Sorry, yes model not hardware.
The point being "2-years ago" Microsoft was SHOWING what is capable with their up coming API. Attach that to Microsoft's own Hardware (via AMD) and the new fp8 fp16 tricks the xbox is pulling off.
Then the mention of MS using their cloud to train models in a near instant.. for their own ecosystem.. puts them beyond what SONY could manage. MS knows this so will (have been) leveraging this.
There is a reason MS just updated Windows10 recently for directX12U and new video cards coming. right?

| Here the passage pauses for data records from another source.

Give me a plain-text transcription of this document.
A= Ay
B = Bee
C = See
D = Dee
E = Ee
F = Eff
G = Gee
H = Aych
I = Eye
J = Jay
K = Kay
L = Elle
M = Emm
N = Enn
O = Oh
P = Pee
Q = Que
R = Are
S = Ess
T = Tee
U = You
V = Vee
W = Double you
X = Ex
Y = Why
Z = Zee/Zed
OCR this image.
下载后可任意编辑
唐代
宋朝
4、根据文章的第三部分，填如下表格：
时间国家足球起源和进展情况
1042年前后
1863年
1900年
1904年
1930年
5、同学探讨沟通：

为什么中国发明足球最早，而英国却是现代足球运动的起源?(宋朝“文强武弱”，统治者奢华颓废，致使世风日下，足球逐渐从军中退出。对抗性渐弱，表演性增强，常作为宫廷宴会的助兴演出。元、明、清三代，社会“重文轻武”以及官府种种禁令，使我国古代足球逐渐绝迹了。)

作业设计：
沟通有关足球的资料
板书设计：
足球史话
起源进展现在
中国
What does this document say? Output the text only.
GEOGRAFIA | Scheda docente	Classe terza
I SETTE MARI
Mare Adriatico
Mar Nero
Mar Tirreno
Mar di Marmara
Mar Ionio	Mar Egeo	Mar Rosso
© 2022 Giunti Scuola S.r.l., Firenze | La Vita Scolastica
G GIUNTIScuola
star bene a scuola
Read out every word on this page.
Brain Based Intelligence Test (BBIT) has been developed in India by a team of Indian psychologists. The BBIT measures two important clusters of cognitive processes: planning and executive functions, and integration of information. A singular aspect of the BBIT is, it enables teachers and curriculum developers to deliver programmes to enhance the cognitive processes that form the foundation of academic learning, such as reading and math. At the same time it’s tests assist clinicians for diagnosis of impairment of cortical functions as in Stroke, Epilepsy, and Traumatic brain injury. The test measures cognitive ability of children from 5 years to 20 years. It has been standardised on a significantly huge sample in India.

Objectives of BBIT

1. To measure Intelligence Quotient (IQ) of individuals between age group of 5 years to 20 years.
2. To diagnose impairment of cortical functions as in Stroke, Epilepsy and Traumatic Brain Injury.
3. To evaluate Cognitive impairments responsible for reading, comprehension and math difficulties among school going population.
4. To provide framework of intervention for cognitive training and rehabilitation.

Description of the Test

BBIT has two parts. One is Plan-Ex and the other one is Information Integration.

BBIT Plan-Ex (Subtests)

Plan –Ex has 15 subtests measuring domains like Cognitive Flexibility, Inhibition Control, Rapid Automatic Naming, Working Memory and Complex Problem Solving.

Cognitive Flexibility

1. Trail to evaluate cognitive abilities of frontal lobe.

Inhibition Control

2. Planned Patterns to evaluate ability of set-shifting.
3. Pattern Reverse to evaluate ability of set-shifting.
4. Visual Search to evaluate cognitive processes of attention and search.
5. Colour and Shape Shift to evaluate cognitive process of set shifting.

well DirectML is a low level API to running machine learning, in which most libraries are extremely slow. It's comparable to CUDA-X AI in that sense. It contains some very similar functions. What you saw with DirectML and the showcase around it, is that it is vendor agnostic API that is able to run a machine learning model with very low overhead for faster processing times.
The model is the one actually doing the work of upsampling the picture from 1080p to 4K.
Nvidia does the same thing, except that they have CUDA likely doing this work instead of DirectML.
The model is just the model that they've trained.
Sony can manage to build an API that would support this, or borrow one from Vulkan (not sure if they have a low level API for this type of stuff yet) but it's not the hard part in this process.
The model creation is.
As simple as some may look at ML training as straight forward, like some Udemy course. It's not. To do what Nvidia has, provided you have the talent to understand how to create a very fast and light weight model with very good quality, you've got to build the training set and labels to support it. You've also need to know precisely where your model will be leveraged and that specificity is also what makes this harder to implement. You will also run into other hard restrictions as this is a realtime NN, mainly memory size and processing time. You need the best possible NN to take up the smallest amount of VRAM and run in the shortest time possible.
So its not straight forward at all, and building that model can take tons of time or very little depending on what you have as resources. Building an AI that does AntiAliasing and Upscale Resolution is fairly trivial at this point in time for the field. Getting it done in mere milliseconds as opposed to many seconds/minutes is what separates nvidia from the rest.
MS cloud cannot do this type of training in near instant. The size of the models and training corpus is likely to be massive. There are a load of engineering problems when you attempt to train stuff that is way larger than your video memory permits. It's not as simple as saying the cloud. The reason why Nvidia charges so much for their actual ML hardware addresses some of these challenges. Even then, they can take days to train from scratch. When your iteration time is so slow, and the cost of running a fresh train is thousands of US dollars per run in cost of electricity, you better be damn willing to do this and find a way to profit from it.
I'm not saying it's doom and gloom, and I'm not saying MS isn't looking into it. I'm just saying, there's nothing reported as of yet. And until we actually get some real news, the expectation right now is that no one else is really invested on working on this except nvidia. They have a great deal work in the computer vision space where they provide solutions to companies for real time NN processing. Audi and Tesla AI driving for instance is such a thing (prior to Tesla moving to their own FPGA solution)